I am a programmer, not a statistician, so pardon my botched use of the terms. My basic problem is this: I am wanting to calculate $R^2$ between a known concentration (which can be any non-negative value) and a discrete measurement (where the values are all integers). There are 92 possible observations, and each of these 92 has a known actual concentration. We wish to measure the accuracy of the measurements by looking at the $R^2$.
The different cases (each a different molecule) have concentrations which vary across orders of magnitude, so we use the log (base 2) of the values when calculating the $R^2$. This is an industry standard convention for this case.
In most cases, this works well. However, in cases where the measurements are relatively low, I am thinking that it may cause an artificially low $R^2$. For example, if the known concentration should result in a measurement of 0.1, since the only measurements possible are 0 or 1, then it will interpret this as error. Even if there are around 10 cases with concentrations that should give a measurement around 0.1, and we get one detection of one of them and 0 for the other 9, this will be interpreted as error.

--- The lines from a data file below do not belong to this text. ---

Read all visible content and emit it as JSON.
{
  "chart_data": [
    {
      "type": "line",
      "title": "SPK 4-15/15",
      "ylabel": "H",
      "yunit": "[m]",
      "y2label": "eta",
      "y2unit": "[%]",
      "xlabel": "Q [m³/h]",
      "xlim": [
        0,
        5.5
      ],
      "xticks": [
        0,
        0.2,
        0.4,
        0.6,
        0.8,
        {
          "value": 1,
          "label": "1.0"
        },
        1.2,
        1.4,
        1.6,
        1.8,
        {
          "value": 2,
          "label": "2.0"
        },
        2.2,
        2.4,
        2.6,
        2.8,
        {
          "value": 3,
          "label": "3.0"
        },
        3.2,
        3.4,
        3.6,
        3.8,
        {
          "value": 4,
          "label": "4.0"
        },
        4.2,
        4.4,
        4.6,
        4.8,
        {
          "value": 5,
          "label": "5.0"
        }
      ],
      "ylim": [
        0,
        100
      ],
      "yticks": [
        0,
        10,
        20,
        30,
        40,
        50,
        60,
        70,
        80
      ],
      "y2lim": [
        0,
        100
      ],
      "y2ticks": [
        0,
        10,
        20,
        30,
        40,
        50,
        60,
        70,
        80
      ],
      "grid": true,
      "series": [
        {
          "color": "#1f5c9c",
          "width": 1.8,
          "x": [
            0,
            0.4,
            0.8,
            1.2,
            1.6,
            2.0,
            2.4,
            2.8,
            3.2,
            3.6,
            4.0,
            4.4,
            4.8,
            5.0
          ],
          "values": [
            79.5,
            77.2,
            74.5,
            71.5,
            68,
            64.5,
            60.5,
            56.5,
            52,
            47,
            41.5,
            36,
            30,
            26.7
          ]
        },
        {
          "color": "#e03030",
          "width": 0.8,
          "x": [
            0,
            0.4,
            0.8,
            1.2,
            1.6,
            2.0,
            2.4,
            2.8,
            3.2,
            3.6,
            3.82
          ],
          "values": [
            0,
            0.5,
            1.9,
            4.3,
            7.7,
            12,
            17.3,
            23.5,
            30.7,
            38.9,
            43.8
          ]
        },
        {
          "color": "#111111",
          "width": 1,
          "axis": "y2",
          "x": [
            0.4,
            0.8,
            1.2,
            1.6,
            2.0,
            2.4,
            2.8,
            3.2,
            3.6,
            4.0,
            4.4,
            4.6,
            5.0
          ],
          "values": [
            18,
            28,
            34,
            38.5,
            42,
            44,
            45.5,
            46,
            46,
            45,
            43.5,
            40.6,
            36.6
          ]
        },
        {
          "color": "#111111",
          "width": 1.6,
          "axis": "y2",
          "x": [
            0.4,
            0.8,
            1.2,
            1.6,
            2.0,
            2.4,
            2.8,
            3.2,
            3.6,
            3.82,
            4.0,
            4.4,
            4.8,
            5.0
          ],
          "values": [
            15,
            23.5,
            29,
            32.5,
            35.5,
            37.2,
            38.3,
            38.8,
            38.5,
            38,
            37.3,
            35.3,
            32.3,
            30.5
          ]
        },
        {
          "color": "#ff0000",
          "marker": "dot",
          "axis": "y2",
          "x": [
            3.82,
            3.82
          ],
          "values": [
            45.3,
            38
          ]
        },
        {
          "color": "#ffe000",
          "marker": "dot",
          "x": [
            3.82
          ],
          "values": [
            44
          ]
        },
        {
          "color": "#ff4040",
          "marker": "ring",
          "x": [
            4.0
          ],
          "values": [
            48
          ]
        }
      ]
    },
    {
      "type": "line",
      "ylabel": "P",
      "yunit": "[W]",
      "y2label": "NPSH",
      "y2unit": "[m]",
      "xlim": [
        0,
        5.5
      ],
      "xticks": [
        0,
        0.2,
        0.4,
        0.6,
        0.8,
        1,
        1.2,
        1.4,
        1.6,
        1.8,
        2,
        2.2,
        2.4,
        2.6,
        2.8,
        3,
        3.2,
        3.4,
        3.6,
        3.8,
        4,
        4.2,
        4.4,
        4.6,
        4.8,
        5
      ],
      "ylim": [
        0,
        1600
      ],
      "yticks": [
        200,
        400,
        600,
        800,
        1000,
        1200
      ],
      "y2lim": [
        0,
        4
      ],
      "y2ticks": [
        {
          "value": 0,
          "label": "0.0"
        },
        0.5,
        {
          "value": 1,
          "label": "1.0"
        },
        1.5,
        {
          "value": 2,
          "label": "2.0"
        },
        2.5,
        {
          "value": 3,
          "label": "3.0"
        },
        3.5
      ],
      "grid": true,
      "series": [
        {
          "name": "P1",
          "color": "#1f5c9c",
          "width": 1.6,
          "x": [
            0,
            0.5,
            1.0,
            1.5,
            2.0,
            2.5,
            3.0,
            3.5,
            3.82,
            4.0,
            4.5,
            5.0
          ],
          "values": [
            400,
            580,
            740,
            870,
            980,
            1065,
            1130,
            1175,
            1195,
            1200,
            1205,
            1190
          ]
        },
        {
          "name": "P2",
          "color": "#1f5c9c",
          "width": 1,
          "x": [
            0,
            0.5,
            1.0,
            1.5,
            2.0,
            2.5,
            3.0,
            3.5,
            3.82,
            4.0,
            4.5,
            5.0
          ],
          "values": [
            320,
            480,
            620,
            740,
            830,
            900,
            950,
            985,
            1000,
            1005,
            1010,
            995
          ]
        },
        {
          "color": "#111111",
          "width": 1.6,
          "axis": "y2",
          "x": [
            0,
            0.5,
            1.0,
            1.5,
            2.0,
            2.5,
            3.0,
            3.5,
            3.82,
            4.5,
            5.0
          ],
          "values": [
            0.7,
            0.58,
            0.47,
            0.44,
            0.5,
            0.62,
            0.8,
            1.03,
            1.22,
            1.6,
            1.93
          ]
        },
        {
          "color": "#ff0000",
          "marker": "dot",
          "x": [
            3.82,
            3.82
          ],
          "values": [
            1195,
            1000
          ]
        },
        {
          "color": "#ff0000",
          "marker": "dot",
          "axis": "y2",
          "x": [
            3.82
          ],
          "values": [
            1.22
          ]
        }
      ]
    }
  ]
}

For higher concentrations, this is obviously less of an issue (if the detections should have been 118.5 and we got either 118 or 119, it will correctly interpret this as not much error). However, I don't want to just make up my own correction for this.
My guess is there is some standard way of handling the calculation of $R^2$ between a continuous and a discrete variable. Can you point me at it?

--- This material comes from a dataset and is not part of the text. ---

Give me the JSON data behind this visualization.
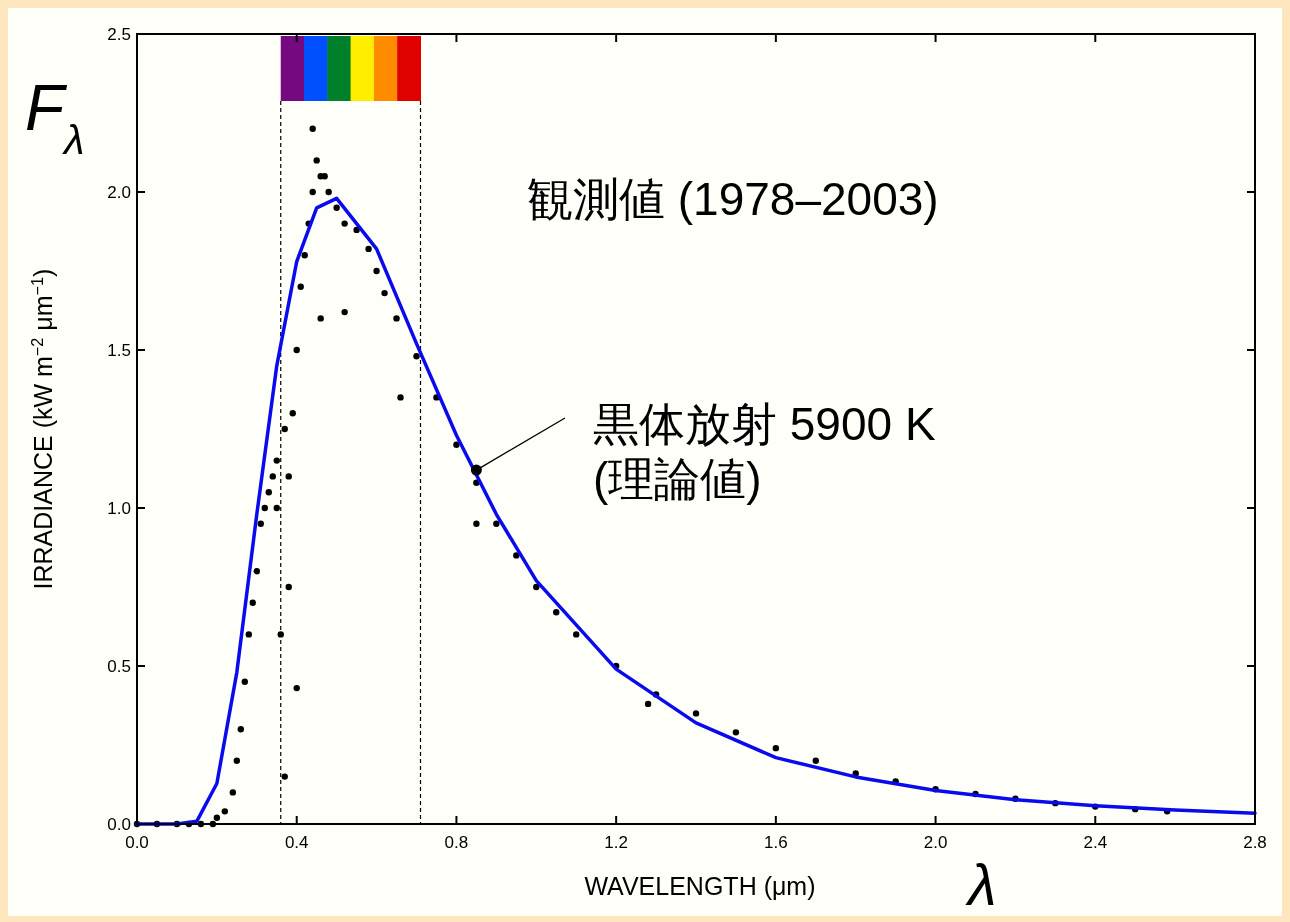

I'm doing my calculations in Python using the scipy.stats module, but if you just know the name of the proper calculation method and don't know the python code that's perfectly fine.

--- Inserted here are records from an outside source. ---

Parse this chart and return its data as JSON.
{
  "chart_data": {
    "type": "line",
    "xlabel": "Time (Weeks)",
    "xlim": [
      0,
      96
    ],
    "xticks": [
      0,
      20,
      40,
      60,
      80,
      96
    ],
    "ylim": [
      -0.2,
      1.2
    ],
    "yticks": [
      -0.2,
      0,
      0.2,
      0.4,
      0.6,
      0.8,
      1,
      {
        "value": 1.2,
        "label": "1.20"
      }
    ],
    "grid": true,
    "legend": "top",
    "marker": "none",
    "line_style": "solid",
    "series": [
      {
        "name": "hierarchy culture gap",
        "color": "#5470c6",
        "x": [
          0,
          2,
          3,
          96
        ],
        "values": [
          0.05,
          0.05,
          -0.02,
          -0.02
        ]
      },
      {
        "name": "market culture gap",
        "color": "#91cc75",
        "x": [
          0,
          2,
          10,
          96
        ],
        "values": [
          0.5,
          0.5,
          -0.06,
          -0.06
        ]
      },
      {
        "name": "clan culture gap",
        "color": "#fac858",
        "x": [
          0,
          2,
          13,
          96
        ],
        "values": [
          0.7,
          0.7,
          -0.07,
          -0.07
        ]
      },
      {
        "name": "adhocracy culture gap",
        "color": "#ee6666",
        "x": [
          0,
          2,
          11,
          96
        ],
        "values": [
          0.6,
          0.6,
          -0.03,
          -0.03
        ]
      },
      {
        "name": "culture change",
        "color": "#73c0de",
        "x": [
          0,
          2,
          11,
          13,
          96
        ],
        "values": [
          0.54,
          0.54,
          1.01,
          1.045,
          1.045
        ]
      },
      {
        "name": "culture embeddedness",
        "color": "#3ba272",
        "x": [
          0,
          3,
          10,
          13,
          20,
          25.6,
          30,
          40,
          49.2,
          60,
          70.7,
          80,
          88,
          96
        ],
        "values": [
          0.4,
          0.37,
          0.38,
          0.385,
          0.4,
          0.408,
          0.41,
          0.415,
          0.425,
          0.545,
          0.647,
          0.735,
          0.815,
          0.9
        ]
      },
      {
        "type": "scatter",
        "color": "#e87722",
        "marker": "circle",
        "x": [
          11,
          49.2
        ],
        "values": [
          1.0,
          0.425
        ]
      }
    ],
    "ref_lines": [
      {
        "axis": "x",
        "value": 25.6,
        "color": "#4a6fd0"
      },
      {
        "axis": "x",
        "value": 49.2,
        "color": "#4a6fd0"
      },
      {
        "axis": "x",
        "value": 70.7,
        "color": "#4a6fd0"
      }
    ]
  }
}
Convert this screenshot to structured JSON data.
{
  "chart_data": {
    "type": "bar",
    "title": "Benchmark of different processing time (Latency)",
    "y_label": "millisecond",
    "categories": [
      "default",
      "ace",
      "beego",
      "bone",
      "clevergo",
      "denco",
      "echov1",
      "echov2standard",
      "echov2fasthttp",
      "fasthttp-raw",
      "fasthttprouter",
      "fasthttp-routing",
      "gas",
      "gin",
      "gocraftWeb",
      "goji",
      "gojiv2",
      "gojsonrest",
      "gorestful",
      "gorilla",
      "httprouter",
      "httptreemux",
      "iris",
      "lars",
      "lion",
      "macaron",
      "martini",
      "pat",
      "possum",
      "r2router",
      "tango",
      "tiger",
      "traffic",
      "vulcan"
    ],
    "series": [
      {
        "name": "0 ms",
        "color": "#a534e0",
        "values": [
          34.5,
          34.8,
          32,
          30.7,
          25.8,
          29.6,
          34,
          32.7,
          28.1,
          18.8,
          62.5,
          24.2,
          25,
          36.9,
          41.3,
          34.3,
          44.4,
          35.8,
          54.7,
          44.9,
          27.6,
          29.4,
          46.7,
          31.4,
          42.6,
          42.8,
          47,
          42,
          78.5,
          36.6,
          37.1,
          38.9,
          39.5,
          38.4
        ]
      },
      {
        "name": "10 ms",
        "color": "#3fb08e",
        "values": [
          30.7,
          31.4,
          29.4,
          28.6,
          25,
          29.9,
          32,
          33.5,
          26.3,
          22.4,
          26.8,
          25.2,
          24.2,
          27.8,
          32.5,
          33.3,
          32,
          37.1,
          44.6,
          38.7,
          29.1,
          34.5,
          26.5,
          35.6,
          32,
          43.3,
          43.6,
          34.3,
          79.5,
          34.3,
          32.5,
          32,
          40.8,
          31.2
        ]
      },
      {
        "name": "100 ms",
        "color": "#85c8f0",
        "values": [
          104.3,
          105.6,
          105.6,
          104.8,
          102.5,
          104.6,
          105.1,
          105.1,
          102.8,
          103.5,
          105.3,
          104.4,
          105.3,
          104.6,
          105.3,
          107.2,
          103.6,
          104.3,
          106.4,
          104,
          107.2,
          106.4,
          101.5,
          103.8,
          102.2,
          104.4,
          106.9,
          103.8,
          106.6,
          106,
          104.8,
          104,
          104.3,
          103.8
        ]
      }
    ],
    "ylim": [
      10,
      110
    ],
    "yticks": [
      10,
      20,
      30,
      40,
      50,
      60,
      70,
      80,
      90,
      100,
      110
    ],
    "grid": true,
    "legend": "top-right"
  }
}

p.s. To be more clear, there are 92 molecules of known concentration, and we are measuring their concentration using a technique. We want to know if a given measurement run went ok, and so the $R^2$ of the measurement run (which is discrete, i.e. how many counts do you have for that molecule) vs. the known true concentration (which is continuous) is being used to determine how this run's accuracy compares to other runs (for the exact same set of molecules). Hopefully the fact that it is always the same 92 x axis values (where y is the measurement), and we are comparing only one measurement run of this type to another, makes $R^2$ not too bad a metric to use here.